The old 'feigning madness' ploy
Art by Alan Davis
I would like to single out Harry 20 on the High Rock for special praise at being a long story (20-odd episodes in the Prog) that had exactly the right pace, the right number of plot twists and story beats, and such a perfect ending. I can well believe that Alan Grant (who sub-edited the scripts long before the series saw print, I believe) and especially master story-teller Alan Davis fixed things here and there to make it work on a panel-by-panel basis, but I’m betting the overall story was all Finley-Day all the way. Sure, it’s clichéd as anything, but perhaps because it was the first prison break story I encountered, it’ll always have a special place in my heart.

Personal favourites:
Invasion! (although I'm hard pressed to pick out specific stories)

BlackHawk
The VCs (the first series is pretty much one long ongoing saga, and, racial stereotyping aside, there’s not a dud episode in the series to my mind)
Rogue Trooper: The Dreamweavers, Body Looters, Bio Wire, Major Magnum, The Gasbah, Colonel Kovert
Harry 20 on the High Rock



More on Gerry Finley-Day
David Bishop posts his two-part interview with the man himself here and here.
There's a neat round-table discussion about GF-D's return to Rogue Trooper in Prog 2011 on the Forbidden Planet blog.

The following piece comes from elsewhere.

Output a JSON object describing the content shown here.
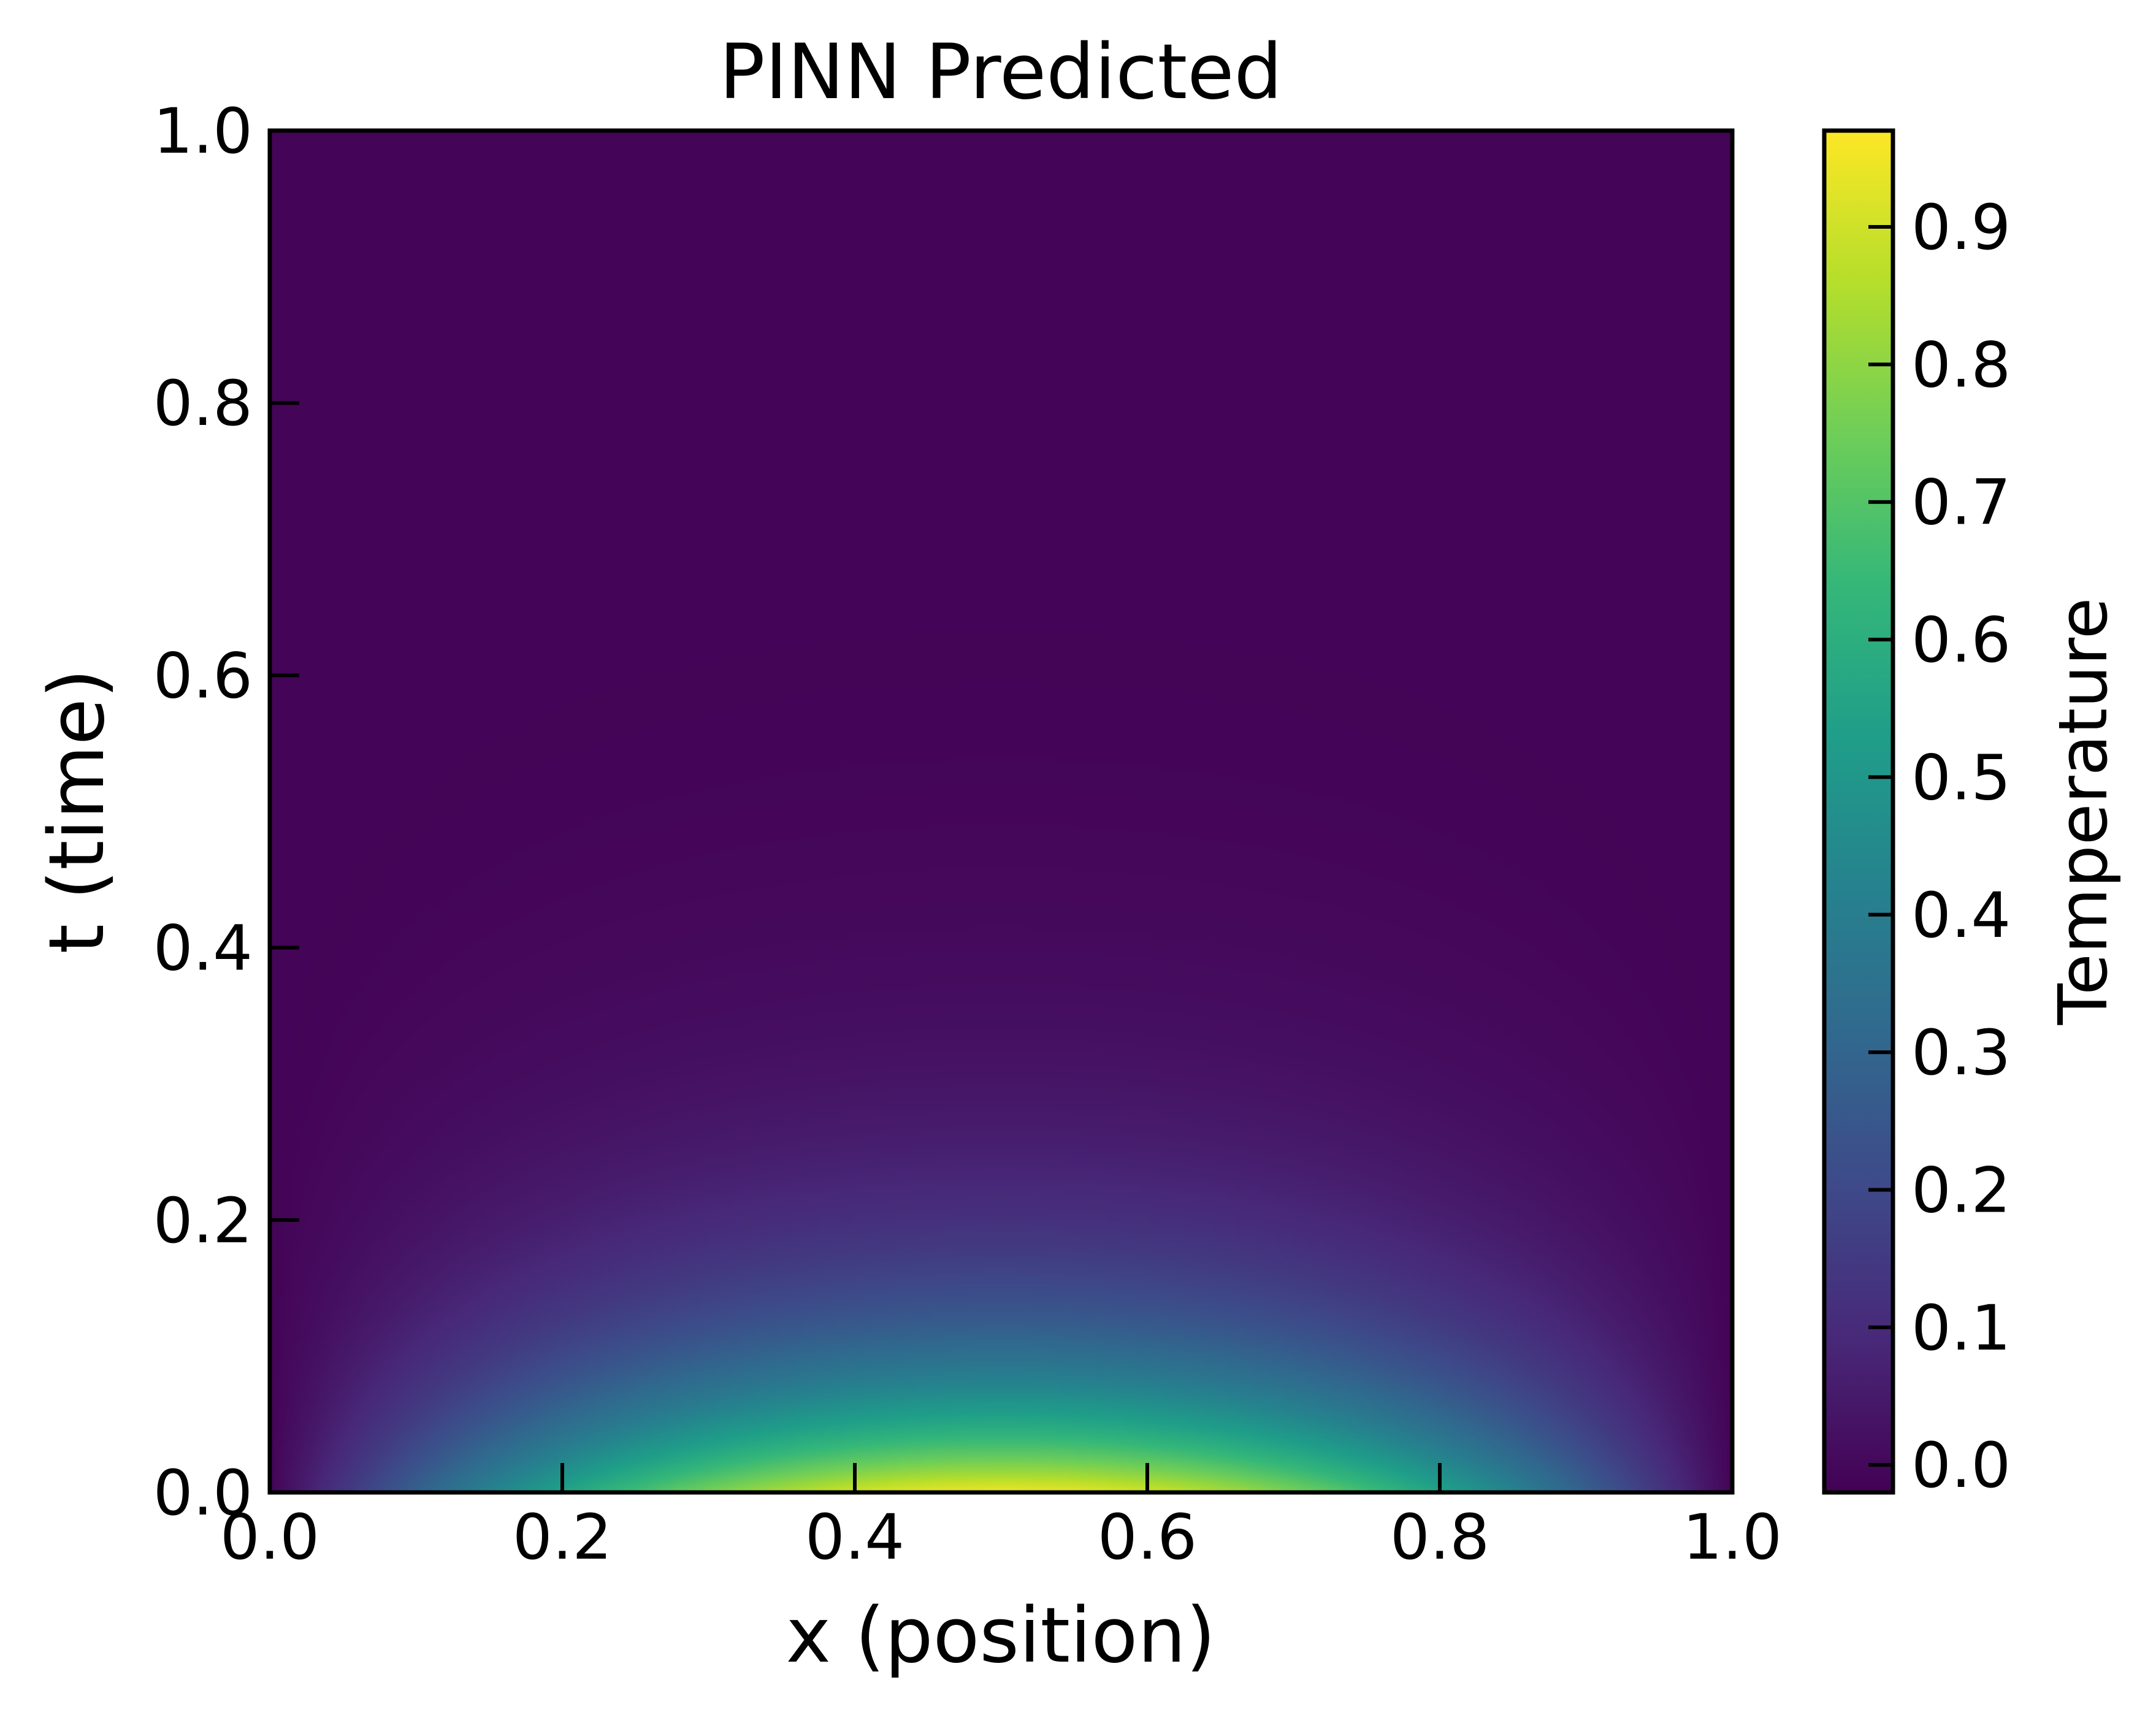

*Invasion was originally set up by Pat Mills, but Finley-Day was on scripting duty right from the off, and presumably had a strong hand in defining the tone of the series, as well as inventing vairous characters along the way.
Spin-off prequel Disaster 1990 has all the hallmarks of being a Finley-Day joint, with no Millsian input whatsoever…

**He’s not a million miles from the TV version of the Incredible Hulk, come to think of it.

***Of all Finley-Day’s strips, this one is the real stinker. I mean, there are some nice bits but for a Bill Savage story it’s just too tame.